Although it is commonly said that the only constant in life is change, here at KIS, the case is different. Over the last 20 years KIS has been submerged in change: there are now 10+ bathrooms, the facilities have moved and expanded, the technology has been updated, and the student body has increased. Despite these improvements, the one thing kept at a constant are some of the staff.

Ms. Natasha has been working for the KIS community for about 19 years making her a constant in the ever-changing KIS community. This occurrence however would not be happening had sudden changes not taken place in her life. At the young age of 15, Ms. Natasha had two interests: learning English, and learning chemistry, but having to support her mother caused her to enter university one year earlier to study English at a deeper level. "I can't say that English was my first choice. If I hadn't entered university that year, I would have tried Chemistry the next year, but I don't regret it because my teacher career has been splendid." After gaining experience in the fields of teaching and interpretation, in the pursuit of a higher degree of education, Ms. Natasha came to Kiev and finally to KIS.
A part of KIS since 1993, Ms. Natasha has been a witness to most of KIS's evolvement. Up until now she can still remember relocating to the Svyatoshin area, the creation of the tennis courts, even teaching the first Korean students of the school. In her opinion, the most important change that KIS has gone through is the creation of more opportunities "Now we can do more than what we used to. Our teachers are having more professional developments.
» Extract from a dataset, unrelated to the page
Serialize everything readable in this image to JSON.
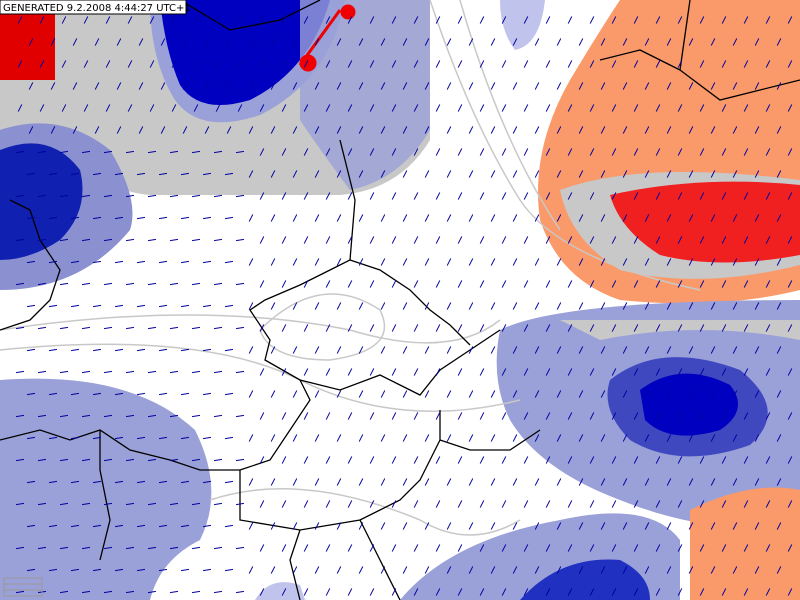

It wasn't like that in the beginning. I feel like we are moving on and it will be more refined, more beneficial for the students because teachers are aware of the constant development of the mode of thinking, and we are aware that the paradigm of education is changing. We are doing everything we can to meet the needs of kids."

"Time flies so fast, and when you look back you realise how many changes you have lived through, and it's just an amazing feeling." Ms. Natasha reflected about her experience as a teacher in an international community. "I've met so many people who come and go, and I communicate with many of them, keeping in touch with a few. It's like I'm a part of the whole world here. I have this feeling like I'm involved in the lives of many people." And indeed, she is involved.

Ms. Natasha's Classroom
Throughout our education, we will go through many ups and downs. By the time it has ended we will look back and realize how many changes our environment, as well as ourselves, have gone through. In the near future we will look back, and we might not remember what
our teachers taught us, whether it be the quadratic formula we learned in our Algebra 2 class, or the numerous poems we had once memorised for English. We will, however, remember the people who tried to teach us. Because in the world of rapid change that we live in, it has been our teachers who have remained constant: always there to help us, to inspire us, and to watch us grow. And even if our minds do forget, our hearts will always remember.
As Ms. Natasha once said, "I think that many of our graduates or the students that I taught will not remember me, but that's okay. It is normal and we tend to forget many things. They may not remember my name but I am sure the general feeling of comfort, of fun, of safety, will be remembered."